In: Finance
from this case study "the 2007-2009 Financial Crisis" , whats the role of derivative securities, government, politicians played in increasing indebtedness of households?
Financial crisis
A situation in which the supply of money is outpaced by the demand for money. This means that liquidity is quickly evaporated because available money is withdrawn from banks, forcing banks either to sell other investments to make up for the shortfall or to collapse
Derivative security
A Derivatives as the name implies are derived from the value of the underlying asset and hence are used to hedge against a rise or fall in the value of the underlying asset.
The recent financial crisis, commonly referred to as the sub-prime mortgage crisis of 2007 -2009 began with the failure of a series of derivative-based consolidation of mortgage-backed securities that encapsulated extremely high risk loans to home-owners into a falsely ‘safe’ investment.
Banks offered loans to debtors that couldn’t afford them, and then bundles these debt instruments and sold them.

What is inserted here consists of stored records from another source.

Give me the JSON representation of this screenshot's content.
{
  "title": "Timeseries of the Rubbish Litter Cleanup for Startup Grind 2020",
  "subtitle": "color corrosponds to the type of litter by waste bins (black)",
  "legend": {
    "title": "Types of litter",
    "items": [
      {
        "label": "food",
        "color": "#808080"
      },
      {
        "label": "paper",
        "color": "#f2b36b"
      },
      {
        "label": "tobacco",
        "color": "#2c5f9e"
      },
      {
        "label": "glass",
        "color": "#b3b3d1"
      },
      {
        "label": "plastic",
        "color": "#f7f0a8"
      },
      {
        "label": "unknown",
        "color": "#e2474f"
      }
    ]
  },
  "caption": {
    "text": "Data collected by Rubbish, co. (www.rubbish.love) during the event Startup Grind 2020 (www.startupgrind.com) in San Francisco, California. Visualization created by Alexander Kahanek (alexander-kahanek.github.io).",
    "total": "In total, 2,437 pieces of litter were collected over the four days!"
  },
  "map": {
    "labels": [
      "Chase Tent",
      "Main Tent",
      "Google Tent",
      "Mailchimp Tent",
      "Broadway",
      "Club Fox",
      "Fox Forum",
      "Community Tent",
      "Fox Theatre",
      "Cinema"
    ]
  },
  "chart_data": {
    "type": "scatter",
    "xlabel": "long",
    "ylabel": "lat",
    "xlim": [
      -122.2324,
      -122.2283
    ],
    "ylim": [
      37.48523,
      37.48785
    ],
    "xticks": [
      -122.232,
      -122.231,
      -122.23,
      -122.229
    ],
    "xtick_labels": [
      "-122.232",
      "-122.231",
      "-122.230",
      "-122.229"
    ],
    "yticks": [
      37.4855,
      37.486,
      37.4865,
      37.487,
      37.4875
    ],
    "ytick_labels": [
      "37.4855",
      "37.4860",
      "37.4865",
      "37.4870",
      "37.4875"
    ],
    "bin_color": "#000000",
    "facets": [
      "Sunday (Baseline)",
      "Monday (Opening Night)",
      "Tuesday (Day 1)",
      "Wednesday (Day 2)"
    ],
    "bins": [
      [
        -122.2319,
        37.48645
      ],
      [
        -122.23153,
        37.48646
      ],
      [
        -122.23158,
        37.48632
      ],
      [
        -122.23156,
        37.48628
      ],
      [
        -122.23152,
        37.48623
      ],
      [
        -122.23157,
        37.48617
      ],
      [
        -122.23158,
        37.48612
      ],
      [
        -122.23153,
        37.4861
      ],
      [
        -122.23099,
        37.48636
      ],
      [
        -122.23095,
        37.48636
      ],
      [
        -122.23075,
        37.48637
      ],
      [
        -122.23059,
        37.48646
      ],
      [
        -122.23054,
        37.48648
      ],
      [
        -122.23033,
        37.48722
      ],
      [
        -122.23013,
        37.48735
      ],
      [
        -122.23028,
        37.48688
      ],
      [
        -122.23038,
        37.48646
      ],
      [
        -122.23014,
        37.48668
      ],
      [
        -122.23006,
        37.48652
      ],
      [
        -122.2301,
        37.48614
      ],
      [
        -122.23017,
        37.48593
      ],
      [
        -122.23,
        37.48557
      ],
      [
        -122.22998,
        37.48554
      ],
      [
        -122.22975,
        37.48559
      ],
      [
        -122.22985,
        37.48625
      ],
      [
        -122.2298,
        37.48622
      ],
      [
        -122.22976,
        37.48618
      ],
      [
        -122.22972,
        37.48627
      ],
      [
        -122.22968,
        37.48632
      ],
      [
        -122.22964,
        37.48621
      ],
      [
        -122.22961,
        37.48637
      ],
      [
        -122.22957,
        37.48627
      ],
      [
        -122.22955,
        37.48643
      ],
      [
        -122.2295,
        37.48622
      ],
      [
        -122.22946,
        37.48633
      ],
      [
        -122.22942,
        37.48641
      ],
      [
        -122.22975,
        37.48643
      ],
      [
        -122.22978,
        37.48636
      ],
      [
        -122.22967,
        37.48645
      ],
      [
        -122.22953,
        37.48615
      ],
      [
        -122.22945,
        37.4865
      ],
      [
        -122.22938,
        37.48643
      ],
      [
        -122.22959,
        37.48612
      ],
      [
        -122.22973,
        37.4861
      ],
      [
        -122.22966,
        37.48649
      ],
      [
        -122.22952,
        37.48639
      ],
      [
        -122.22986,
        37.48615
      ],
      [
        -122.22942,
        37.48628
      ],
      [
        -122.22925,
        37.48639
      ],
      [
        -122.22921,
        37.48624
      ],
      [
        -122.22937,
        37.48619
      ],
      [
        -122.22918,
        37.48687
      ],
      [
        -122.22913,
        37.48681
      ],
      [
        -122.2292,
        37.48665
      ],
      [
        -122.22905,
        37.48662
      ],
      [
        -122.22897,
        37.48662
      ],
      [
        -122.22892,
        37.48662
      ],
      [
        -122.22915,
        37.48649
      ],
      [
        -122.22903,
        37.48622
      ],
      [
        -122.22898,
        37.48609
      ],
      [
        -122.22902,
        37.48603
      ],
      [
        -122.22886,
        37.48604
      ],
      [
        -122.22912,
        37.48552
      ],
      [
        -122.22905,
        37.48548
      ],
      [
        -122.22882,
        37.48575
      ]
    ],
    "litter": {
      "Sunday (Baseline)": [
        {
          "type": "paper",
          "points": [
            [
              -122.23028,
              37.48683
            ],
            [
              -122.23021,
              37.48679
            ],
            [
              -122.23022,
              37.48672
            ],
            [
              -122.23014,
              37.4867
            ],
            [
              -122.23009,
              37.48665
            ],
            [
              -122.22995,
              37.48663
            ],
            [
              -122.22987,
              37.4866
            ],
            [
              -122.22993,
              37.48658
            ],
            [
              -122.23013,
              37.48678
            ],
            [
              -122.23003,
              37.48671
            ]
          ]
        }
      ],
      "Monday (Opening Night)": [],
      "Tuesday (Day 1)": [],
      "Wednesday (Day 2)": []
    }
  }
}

The banking crisis spread into a broader financial crisis as companies were negatively affected by the crisis in financial institutions to which they were connected.
The government did not regulate the housing market at all, as a result of the elimination of two critical clauses: verification of income and a 20% down payment.
The U.S. stock market, realizing the scale of errors of the banks, lost all investment confidence. This cut the NYSE in half, drastically reducing the value of the U.S. economy.